Multiple Visa Websites XSSed

The vulnerabilities could facilitate phishing attacks

Self-confessed ethical hacking outfit Team Elite has recently reported cross-site scripting (XSS) weaknesses in not one, but four different Visa websites. All of the vulnerabilities allowed attackers to prompt arbitrary JavaScript alerts.

The XSS vulnerabilities were reported by a grey-hat hacker calling himself Methodman, who previously discovered similar bugs in numerous high-profile websites. These latest flaws affected,, and, and were found in the country selection form, which seems to be consistent over all of them.

A potential attacker could have exploited these bugs through URL manipulation, in order to force rogue JavaScript prompts with arbitrary content. Such a malformed link could have then been propagated through e-mail and used to launch a phishing campaign.

Being the company that operates the world's largest retail electronic payment network, Visa is also one of the biggest players in terms of developing security standards for the credit card payment industry. Back in October 2008, it issued a Data Security Alert regarding SQL injection vulnerabilities, in which it made several recommendations for mitigating this form of attacks.
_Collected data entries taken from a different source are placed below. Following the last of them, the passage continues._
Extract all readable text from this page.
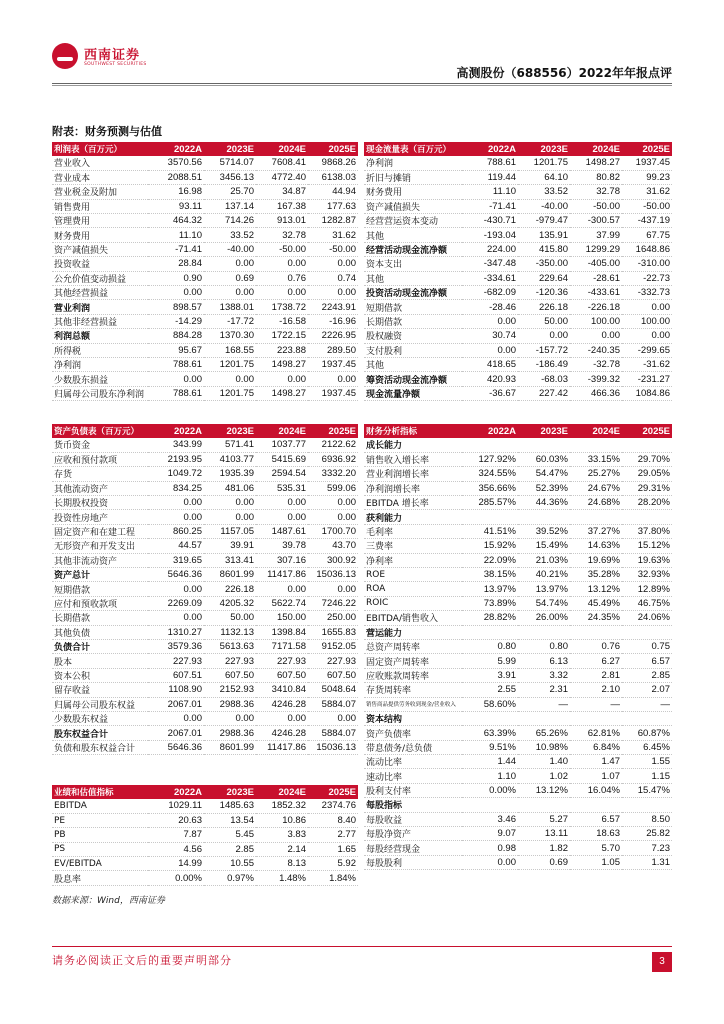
西南证券
SOUTHWEST SECURITIES
高测股份（688556）2022年年报点评
附表：财务预测与估值
利润表（百万元）	2022A	2023E	2024E	2025E
营业收入	3570.56	5714.07	7608.41	9868.26
营业成本	2088.51	3456.13	4772.40	6138.03
营业税金及附加	16.98	25.70	34.87	44.94
销售费用	93.11	137.14	167.38	177.63
管理费用	464.32	714.26	913.01	1282.87
财务费用	11.10	33.52	32.78	31.62
资产减值损失	-71.41	-40.00	-50.00	-50.00
投资收益	28.84	0.00	0.00	0.00
公允价值变动损益	0.90	0.69	0.76	0.74
其他经营损益	0.00	0.00	0.00	0.00
营业利润	898.57	1388.01	1738.72	2243.91
其他非经营损益	-14.29	-17.72	-16.58	-16.96
利润总额	884.28	1370.30	1722.15	2226.95
所得税	95.67	168.55	223.88	289.50
净利润	788.61	1201.75	1498.27	1937.45
少数股东损益	0.00	0.00	0.00	0.00
归属母公司股东净利润	788.61	1201.75	1498.27	1937.45
现金流量表（百万元）	2022A	2023E	2024E	2025E
净利润	788.61	1201.75	1498.27	1937.45
折旧与摊销	119.44	64.10	80.82	99.23
财务费用	11.10	33.52	32.78	31.62
资产减值损失	-71.41	-40.00	-50.00	-50.00
经营营运资本变动	-430.71	-979.47	-300.57	-437.19
其他	-193.04	135.91	37.99	67.75
经营活动现金流净额	224.00	415.80	1299.29	1648.86
资本支出	-347.48	-350.00	-405.00	-310.00
其他	-334.61	229.64	-28.61	-22.73
投资活动现金流净额	-682.09	-120.36	-433.61	-332.73
短期借款	-28.46	226.18	-226.18	0.00
长期借款	0.00	50.00	100.00	100.00
股权融资	30.74	0.00	0.00	0.00
支付股利	0.00	-157.72	-240.35	-299.65
其他	418.65	-186.49	-32.78	-31.62
筹资活动现金流净额	420.93	-68.03	-399.32	-231.27
现金流量净额	-36.67	227.42	466.36	1084.86
资产负债表（百万元）	2022A	2023E	2024E	2025E
货币资金	343.99	571.41	1037.77	2122.62
应收和预付款项	2193.95	4103.77	5415.69	6936.92
存货	1049.72	1935.39	2594.54	3332.20
其他流动资产	834.25	481.06	535.31	599.06
长期股权投资	0.00	0.00	0.00	0.00
投资性房地产	0.00	0.00	0.00	0.00
固定资产和在建工程	860.25	1157.05	1487.61	1700.70
无形资产和开发支出	44.57	39.91	39.78	43.70
其他非流动资产	319.65	313.41	307.16	300.92
资产总计	5646.36	8601.99	11417.86	15036.13
短期借款	0.00	226.18	0.00	0.00
应付和预收款项	2269.09	4205.32	5622.74	7246.22
长期借款	0.00	50.00	150.00	250.00
其他负债	1310.27	1132.13	1398.84	1655.83
负债合计	3579.36	5613.63	7171.58	9152.05
股本	227.93	227.93	227.93	227.93
资本公积	607.51	607.50	607.50	607.50
留存收益	1108.90	2152.93	3410.84	5048.64
归属母公司股东权益	2067.01	2988.36	4246.28	5884.07
少数股东权益	0.00	0.00	0.00	0.00
股东权益合计	2067.01	2988.36	4246.28	5884.07
负债和股东权益合计	5646.36	8601.99	11417.86	15036.13
财务分析指标	2022A	2023E	2024E	2025E
成长能力				
销售收入增长率	127.92%	60.03%	33.15%	29.70%
营业利润增长率	324.55%	54.47%	25.27%	29.05%
净利润增长率	356.66%	52.39%	24.67%	29.31%
EBITDA 增长率	285.57%	44.36%	24.68%	28.20%
获利能力				
毛利率	41.51%	39.52%	37.27%	37.80%
三费率	15.92%	15.49%	14.63%	15.12%
净利率	22.09%	21.03%	19.69%	19.63%
ROE	38.15%	40.21%	35.28%	32.93%
ROA	13.97%	13.97%	13.12%	12.89%
ROIC	73.89%	54.74%	45.49%	46.75%
EBITDA/销售收入	28.82%	26.00%	24.35%	24.06%
营运能力				
总资产周转率	0.80	0.80	0.76	0.75
固定资产周转率	5.99	6.13	6.27	6.57
应收账款周转率	3.91	3.32	2.81	2.85
存货周转率	2.55	2.31	2.10	2.07
销售商品提供劳务收到现金/营业收入	58.60%	—	—	—
资本结构				
资产负债率	63.39%	65.26%	62.81%	60.87%
带息债务/总负债	9.51%	10.98%	6.84%	6.45%
流动比率	1.44	1.40	1.47	1.55
速动比率	1.10	1.02	1.07	1.15
股利支付率	0.00%	13.12%	16.04%	15.47%
每股指标				
每股收益	3.46	5.27	6.57	8.50
每股净资产	9.07	13.11	18.63	25.82
每股经营现金	0.98	1.82	5.70	7.23
每股股利	0.00	0.69	1.05	1.31
业绩和估值指标	2022A	2023E	2024E	2025E
EBITDA	1029.11	1485.63	1852.32	2374.76
PE	20.63	13.54	10.86	8.40
PB	7.87	5.45	3.83	2.77
PS	4.56	2.85	2.14	1.65
EV/EBITDA	14.99	10.55	8.13	5.92
股息率	0.00%	0.97%	1.48%	1.84%
数据来源：Wind，西南证券
请务必阅读正文后的重要声明部分	3
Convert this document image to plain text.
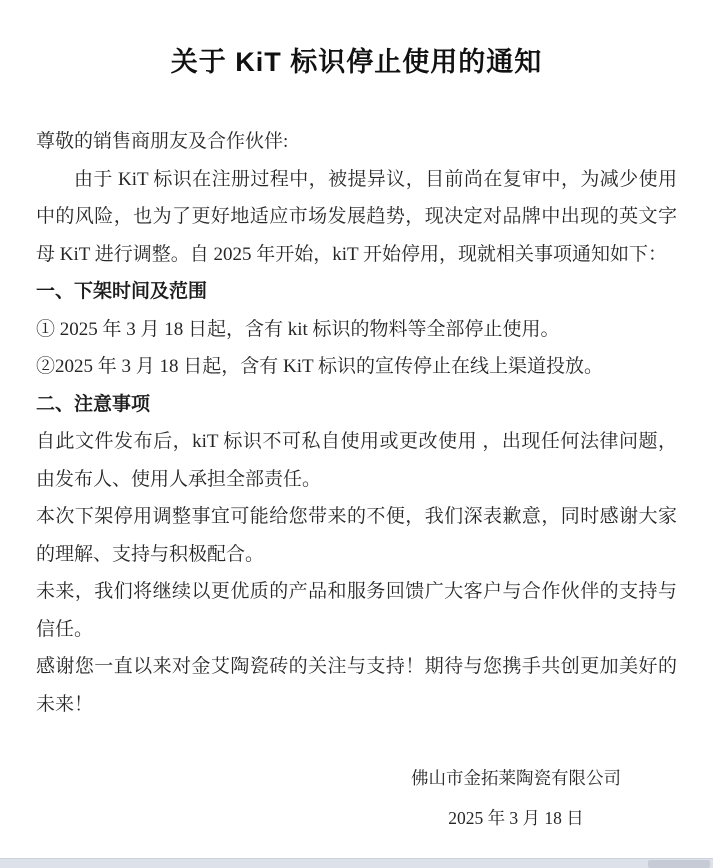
关于 KiT 标识停止使用的通知

尊敬的销售商朋友及合作伙伴:

由于 KiT 标识在注册过程中，被提异议，目前尚在复审中，为减少使用中的风险，也为了更好地适应市场发展趋势，现决定对品牌中出现的英文字母 KiT 进行调整。自 2025 年开始，kiT 开始停用，现就相关事项通知如下：

一、下架时间及范围

① 2025 年 3 月 18 日起，含有 kit 标识的物料等全部停止使用。

②2025 年 3 月 18 日起，含有 KiT 标识的宣传停止在线上渠道投放。

二、注意事项

自此文件发布后，kiT 标识不可私自使用或更改使用 ，出现任何法律问题，由发布人、使用人承担全部责任。

本次下架停用调整事宜可能给您带来的不便，我们深表歉意，同时感谢大家的理解、支持与积极配合。

未来，我们将继续以更优质的产品和服务回馈广大客户与合作伙伴的支持与信任。

感谢您一直以来对金艾陶瓷砖的关注与支持！期待与您携手共创更加美好的未来！

佛山市金拓莱陶瓷有限公司

2025 年 3 月 18 日
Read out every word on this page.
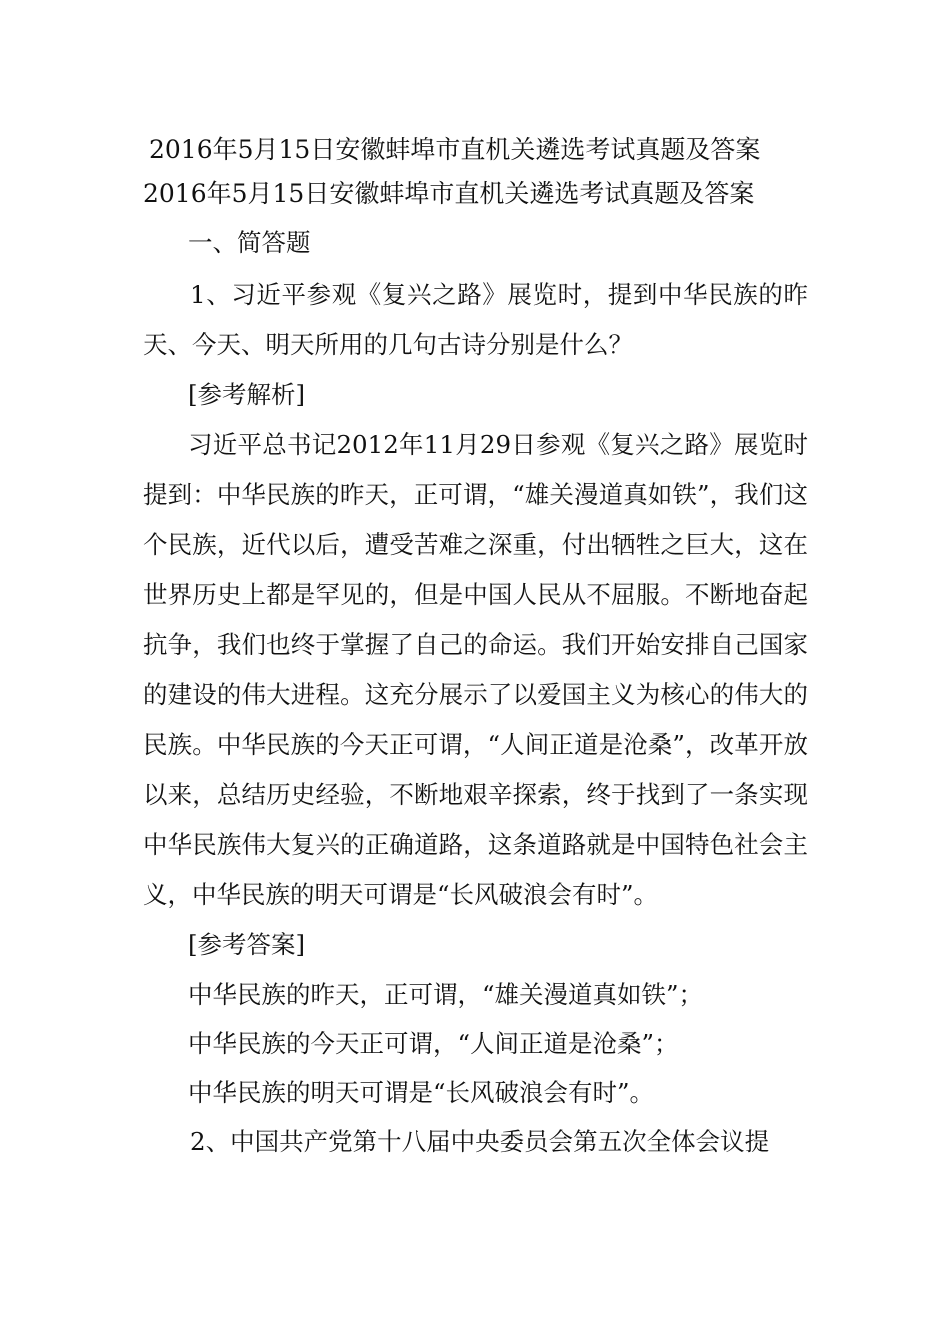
2016年5月15日安徽蚌埠市直机关遴选考试真题及答案
2016年5月15日安徽蚌埠市直机关遴选考试真题及答案

一、简答题

1、习近平参观《复兴之路》展览时，提到中华民族的昨天、今天、明天所用的几句古诗分别是什么？

[参考解析]

习近平总书记2012年11月29日参观《复兴之路》展览时提到：中华民族的昨天，正可谓，“雄关漫道真如铁”，我们这个民族，近代以后，遭受苦难之深重，付出牺牲之巨大，这在世界历史上都是罕见的，但是中国人民从不屈服。不断地奋起抗争，我们也终于掌握了自己的命运。我们开始安排自己国家的建设的伟大进程。这充分展示了以爱国主义为核心的伟大的民族。中华民族的今天正可谓，“人间正道是沧桑”，改革开放以来，总结历史经验，不断地艰辛探索，终于找到了一条实现中华民族伟大复兴的正确道路，这条道路就是中国特色社会主义，中华民族的明天可谓是“长风破浪会有时”。

[参考答案]

中华民族的昨天，正可谓，“雄关漫道真如铁”；

中华民族的今天正可谓，“人间正道是沧桑”；

中华民族的明天可谓是“长风破浪会有时”。

2、中国共产党第十八届中央委员会第五次全体会议提
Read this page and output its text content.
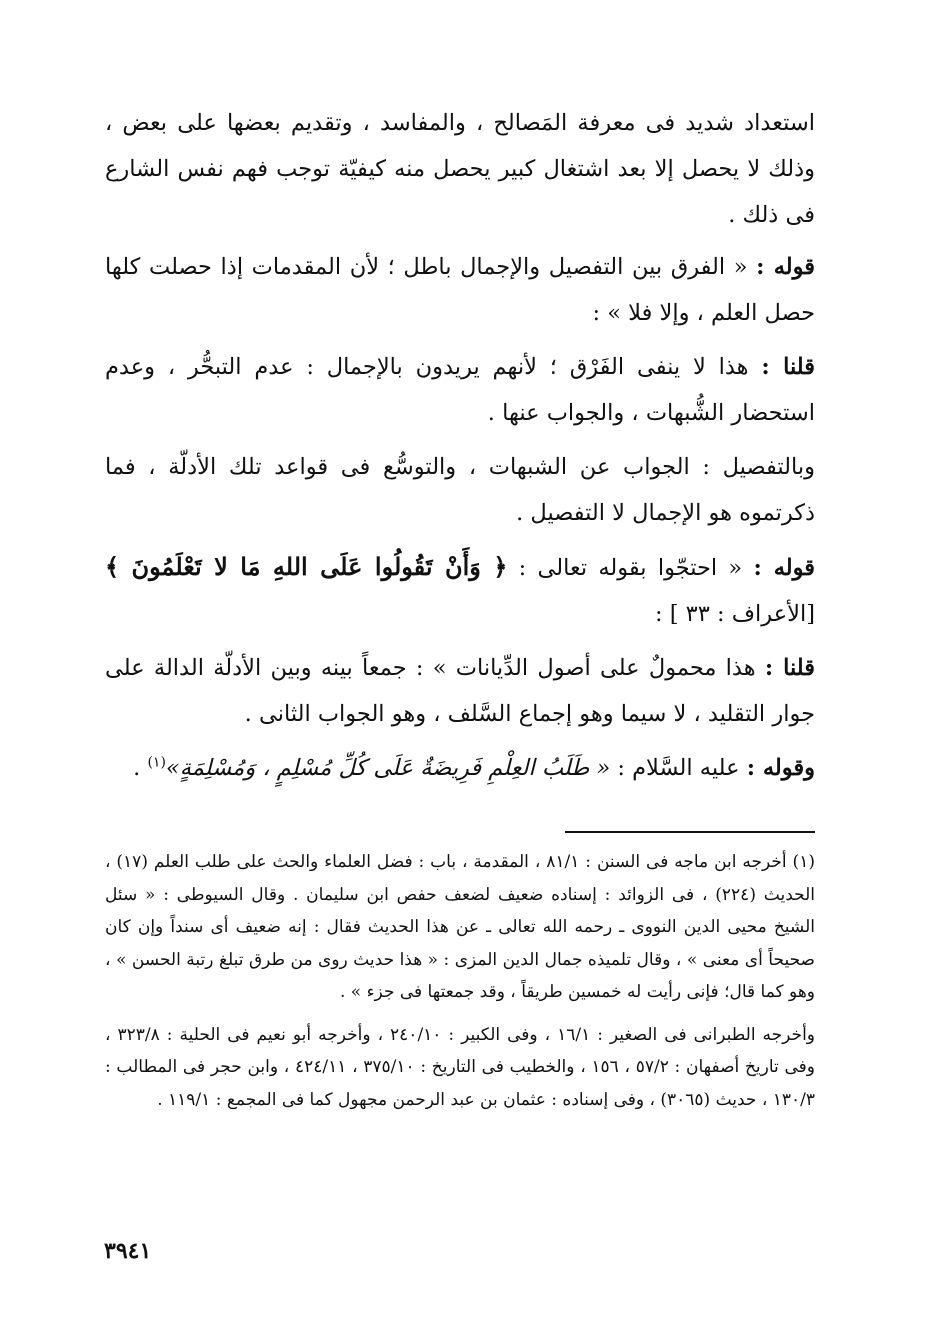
استعداد شديد فى معرفة المَصالح ، والمفاسد ، وتقديم بعضها على بعض ، وذلك لا يحصل إلا بعد اشتغال كبير يحصل منه كيفيّة توجب فهم نفس الشارع فى ذلك .

قوله : « الفرق بين التفصيل والإجمال باطل ؛ لأن المقدمات إذا حصلت كلها حصل العلم ، وإلا فلا » :

قلنا : هذا لا ينفى الفَرْق ؛ لأنهم يريدون بالإجمال : عدم التبحُّر ، وعدم استحضار الشُّبهات ، والجواب عنها .

وبالتفصيل : الجواب عن الشبهات ، والتوسُّع فى قواعد تلك الأدلّة ، فما ذكرتموه هو الإجمال لا التفصيل .

قوله : « احتجّوا بقوله تعالى : ﴿ وَأَنْ تَقُولُوا عَلَى اللهِ مَا لا تَعْلَمُونَ ﴾ [الأعراف : ٣٣ ] :

قلنا : هذا محمولٌ على أصول الدِّيانات » : جمعاً بينه وبين الأدلّة الدالة على جوار التقليد ، لا سيما وهو إجماع السَّلف ، وهو الجواب الثانى .

وقوله : عليه السَّلام : « طَلَبُ العِلْمِ فَرِيضَةٌ عَلَى كُلِّ مُسْلِمٍ ، وَمُسْلِمَةٍ»$^{(١)}$ .

(١) أخرجه ابن ماجه فى السنن : ٨١/١ ، المقدمة ، باب : فضل العلماء والحث على طلب العلم (١٧) ، الحديث (٢٢٤) ، فى الزوائد : إسناده ضعيف لضعف حفص ابن سليمان . وقال السيوطى : « سئل الشيخ محيى الدين النووى ـ رحمه الله تعالى ـ عن هذا الحديث فقال : إنه ضعيف أى سنداً وإن كان صحيحاً أى معنى » ، وقال تلميذه جمال الدين المزى : « هذا حديث روى من طرق تبلغ رتبة الحسن » ، وهو كما قال؛ فإنى رأيت له خمسين طريقاً ، وقد جمعتها فى جزء » .

وأخرجه الطبرانى فى الصغير : ١٦/١ ، وفى الكبير : ٢٤٠/١٠ ، وأخرجه أبو نعيم فى الحلية : ٣٢٣/٨ ، وفى تاريخ أصفهان : ٥٧/٢ ، ١٥٦ ، والخطيب فى التاريخ : ٣٧٥/١٠ ، ٤٢٤/١١ ، وابن حجر فى المطالب : ١٣٠/٣ ، حديث (٣٠٦٥) ، وفى إسناده : عثمان بن عبد الرحمن مجهول كما فى المجمع : ١١٩/١ .

٣٩٤١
The validation of all user input on web-based applications and adopting secure coding practices that include regular independent code reviews are just two of the recommendations made. Even though these referred to SQL injection attacks, they can also be applied to protect from cross-site scripting.

XSS is also caused by failure to properly sanitize user input in web forms and is a sub-category of Web code injection vulnerabilities. This incident stands to demonstrate the prevalence of such bugs, as even the companies that are most aware of them and possible mitigation solutions are affected.

However, Visa is not the only example of a security-aware company overlooking such flaws. Since the beginning of the year, it was revealed that websites belonging to some of the largest antivirus vendors were riddled with similar weaknesses.

"Visa Staff has been alerted about this and we hope they fix them quickly," Methodman wrote in his article on Team Elite's website. Visa can be congratulated, as it did not only fix all the reported problems in a timely manner, but also went a step further. Anyone trying Methodman's proof-of-concept exploit code now will receive a warning that reads, "The URL embedded in the link was not valid. If you suspect that this might be an attempt to get personal information from you, please see the Visa security section on protecting yourself from Phishing attempts by clicking here."